Slower economic recovery leads to higher benefit numbers from early 2021 (compared to BEFU 2020 forecast). The decline in benefit numbers would be slower as the economy recovers more gradually.

A slower recovery would be contributed from:

  • a more gradual recovery in tourism
  • materially weaker trading partner growth
  • shifts in demand (domestically and abroad).

This would result in slower business investment and persistently higher unemployment.

Moderated recovery

More effective control of COVID-19 spread, domestically and abroad, leads to a more moderated impact on the economy.

This will lead to slightly less people on benefits, as the decline in benefit numbers will occur faster (compared to BEFU 2020).

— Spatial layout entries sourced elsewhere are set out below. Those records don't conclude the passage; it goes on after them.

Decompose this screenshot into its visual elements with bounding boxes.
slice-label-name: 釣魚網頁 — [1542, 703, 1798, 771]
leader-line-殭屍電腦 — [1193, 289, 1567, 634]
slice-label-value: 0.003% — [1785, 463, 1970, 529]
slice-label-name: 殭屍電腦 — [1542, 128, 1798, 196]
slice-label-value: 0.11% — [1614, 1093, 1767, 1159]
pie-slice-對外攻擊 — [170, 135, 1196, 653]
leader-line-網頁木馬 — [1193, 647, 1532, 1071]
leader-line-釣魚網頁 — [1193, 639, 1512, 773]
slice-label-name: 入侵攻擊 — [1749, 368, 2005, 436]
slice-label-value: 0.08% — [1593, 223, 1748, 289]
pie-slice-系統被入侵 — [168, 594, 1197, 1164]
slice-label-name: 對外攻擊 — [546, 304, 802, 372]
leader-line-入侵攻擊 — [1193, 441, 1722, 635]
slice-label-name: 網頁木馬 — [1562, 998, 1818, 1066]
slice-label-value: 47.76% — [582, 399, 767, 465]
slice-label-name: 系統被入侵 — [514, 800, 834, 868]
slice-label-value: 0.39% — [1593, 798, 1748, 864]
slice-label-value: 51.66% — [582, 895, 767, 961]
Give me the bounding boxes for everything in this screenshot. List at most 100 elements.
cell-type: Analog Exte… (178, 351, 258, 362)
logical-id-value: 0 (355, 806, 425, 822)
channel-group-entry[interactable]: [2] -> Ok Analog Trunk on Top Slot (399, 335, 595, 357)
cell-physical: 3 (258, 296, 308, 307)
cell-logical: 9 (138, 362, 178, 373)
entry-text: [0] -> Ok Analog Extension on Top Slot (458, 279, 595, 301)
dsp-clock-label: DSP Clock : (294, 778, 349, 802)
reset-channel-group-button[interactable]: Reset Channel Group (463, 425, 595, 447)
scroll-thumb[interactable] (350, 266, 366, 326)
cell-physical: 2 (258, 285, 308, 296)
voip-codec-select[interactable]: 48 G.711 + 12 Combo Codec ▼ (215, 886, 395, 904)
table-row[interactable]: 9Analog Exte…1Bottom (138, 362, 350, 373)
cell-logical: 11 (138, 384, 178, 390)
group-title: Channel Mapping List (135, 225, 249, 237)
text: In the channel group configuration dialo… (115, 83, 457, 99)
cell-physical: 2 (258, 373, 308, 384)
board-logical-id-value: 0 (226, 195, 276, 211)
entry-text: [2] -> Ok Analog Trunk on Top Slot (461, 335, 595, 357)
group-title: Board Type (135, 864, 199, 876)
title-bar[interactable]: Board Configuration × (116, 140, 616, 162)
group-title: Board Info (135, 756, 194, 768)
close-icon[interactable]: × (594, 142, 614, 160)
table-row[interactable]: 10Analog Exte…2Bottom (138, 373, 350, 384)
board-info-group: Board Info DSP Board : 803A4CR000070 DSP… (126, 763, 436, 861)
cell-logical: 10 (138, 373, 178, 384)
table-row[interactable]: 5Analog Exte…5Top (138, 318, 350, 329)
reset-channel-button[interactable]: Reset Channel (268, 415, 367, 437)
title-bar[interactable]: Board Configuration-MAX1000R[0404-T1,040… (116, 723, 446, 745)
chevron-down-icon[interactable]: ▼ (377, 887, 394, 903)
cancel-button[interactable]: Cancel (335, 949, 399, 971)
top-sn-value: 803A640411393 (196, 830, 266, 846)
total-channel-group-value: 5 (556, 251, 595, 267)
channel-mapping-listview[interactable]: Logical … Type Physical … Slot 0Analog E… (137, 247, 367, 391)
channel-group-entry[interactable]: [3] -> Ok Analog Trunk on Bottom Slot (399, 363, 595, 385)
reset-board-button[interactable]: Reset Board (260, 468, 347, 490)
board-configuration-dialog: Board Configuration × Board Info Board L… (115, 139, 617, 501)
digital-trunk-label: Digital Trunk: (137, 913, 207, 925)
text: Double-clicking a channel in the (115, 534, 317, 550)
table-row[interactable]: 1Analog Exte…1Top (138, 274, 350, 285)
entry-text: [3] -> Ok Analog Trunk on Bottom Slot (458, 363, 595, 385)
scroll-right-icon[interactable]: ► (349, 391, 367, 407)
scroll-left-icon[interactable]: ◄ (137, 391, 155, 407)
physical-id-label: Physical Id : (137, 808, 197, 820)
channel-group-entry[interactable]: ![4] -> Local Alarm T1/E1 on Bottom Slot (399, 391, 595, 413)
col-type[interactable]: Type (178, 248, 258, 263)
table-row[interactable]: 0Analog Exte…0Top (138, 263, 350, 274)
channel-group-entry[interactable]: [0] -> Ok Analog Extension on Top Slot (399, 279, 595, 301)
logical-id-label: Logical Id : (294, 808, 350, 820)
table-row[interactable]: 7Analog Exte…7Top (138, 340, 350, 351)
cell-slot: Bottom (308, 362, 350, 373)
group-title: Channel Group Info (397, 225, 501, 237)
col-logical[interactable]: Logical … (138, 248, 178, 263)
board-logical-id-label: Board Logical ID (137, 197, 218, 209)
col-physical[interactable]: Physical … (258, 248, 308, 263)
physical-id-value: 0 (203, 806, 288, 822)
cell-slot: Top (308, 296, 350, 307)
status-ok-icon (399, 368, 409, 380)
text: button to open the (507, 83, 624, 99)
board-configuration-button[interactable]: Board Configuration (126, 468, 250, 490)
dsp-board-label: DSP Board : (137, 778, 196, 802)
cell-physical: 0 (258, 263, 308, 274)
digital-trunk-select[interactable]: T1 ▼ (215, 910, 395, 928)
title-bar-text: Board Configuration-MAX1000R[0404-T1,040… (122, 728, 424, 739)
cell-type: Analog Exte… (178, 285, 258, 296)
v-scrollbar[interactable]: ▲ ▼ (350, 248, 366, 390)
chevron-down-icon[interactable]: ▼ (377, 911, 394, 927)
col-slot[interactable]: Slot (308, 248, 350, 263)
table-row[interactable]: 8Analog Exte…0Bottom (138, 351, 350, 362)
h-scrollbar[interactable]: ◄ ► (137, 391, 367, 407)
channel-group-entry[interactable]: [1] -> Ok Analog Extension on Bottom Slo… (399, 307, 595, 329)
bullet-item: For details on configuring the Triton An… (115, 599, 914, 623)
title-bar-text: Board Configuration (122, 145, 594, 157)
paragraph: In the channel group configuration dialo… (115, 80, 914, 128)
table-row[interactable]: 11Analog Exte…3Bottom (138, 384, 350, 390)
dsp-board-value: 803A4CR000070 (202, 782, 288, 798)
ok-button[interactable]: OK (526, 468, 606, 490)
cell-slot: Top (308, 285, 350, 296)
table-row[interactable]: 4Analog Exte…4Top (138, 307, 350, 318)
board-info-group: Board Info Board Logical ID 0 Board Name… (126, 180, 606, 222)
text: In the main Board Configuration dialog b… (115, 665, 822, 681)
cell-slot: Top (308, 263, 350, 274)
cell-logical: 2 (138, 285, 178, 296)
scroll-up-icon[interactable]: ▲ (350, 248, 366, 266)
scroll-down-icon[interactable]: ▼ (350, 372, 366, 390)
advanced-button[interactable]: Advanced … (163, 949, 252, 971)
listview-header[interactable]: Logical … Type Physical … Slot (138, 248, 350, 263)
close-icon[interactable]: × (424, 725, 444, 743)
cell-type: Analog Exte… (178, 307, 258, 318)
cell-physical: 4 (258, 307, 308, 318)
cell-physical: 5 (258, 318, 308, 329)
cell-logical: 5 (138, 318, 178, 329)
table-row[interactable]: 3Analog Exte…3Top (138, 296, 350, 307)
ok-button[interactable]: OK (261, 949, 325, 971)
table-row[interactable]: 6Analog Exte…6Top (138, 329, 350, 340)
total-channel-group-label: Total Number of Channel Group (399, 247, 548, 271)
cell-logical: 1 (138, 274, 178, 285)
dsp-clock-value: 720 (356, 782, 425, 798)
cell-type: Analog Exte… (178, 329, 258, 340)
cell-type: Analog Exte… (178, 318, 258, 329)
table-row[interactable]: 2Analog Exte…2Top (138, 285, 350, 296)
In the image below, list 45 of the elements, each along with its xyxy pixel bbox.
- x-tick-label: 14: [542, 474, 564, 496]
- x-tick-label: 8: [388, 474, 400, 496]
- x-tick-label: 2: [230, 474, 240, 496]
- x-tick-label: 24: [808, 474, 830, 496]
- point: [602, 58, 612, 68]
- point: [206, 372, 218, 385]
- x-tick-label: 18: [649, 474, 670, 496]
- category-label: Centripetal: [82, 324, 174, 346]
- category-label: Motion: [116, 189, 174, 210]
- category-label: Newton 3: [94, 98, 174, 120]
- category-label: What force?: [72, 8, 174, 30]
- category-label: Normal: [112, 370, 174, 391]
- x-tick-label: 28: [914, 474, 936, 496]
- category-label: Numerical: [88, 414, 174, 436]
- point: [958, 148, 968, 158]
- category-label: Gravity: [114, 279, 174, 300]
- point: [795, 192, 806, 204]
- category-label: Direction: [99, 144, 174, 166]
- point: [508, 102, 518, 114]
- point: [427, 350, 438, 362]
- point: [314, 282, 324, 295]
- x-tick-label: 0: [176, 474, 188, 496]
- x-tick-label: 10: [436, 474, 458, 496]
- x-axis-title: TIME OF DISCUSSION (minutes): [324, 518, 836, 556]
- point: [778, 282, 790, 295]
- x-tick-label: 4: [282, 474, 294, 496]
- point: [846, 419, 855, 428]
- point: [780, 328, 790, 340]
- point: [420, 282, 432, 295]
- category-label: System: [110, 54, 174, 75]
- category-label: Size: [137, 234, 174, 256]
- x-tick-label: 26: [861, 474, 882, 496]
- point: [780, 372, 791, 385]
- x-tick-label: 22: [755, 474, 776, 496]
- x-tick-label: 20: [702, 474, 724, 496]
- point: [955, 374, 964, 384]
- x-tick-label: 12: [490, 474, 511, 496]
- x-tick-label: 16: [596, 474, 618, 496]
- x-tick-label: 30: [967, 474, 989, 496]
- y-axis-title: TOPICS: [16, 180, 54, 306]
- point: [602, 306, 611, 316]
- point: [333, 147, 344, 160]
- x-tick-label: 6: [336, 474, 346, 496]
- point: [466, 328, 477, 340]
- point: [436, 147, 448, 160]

The better economic outcome is due to:

  • tourism recovering from late 2020
  • improved business sentiment
  • demand for New Zealand exports recovering at faster pace.

Scenario

Jobseeker Support

Sole Parent Support

Working-age Benefits

Actual as at February 2020

148,000

61,000

305,000

BEFU 2020 Forecast

 

232,000 in June 2020, peaking at 317,000 in January 2021

64,000 in June 2020, peaking at 76,000 in January 2022

392,000 in June 2020, peaking at 488,000 in January 2021

Slower Recovery

233,000 in June 2020, peaking at 322,000 in March 2021

64,000 in June 2020, peaking at 78,000 in January 2023

393,000 in June 2020, peaking at 492,000 in April 2021

Moderated Impact

233,000 in June 2020, peaking at 323,000 in January 2021

64,000 in June 2020, peaking at 75,000 in January 2022

393,000 in June 2020, peaking at 493,000 in January 2021

The numbers quoted in this table use the month-average figures used in producing the expenditure forecasts. They will differ slightly from the Official Benefit Counts as used in the Benefit Fact Sheets.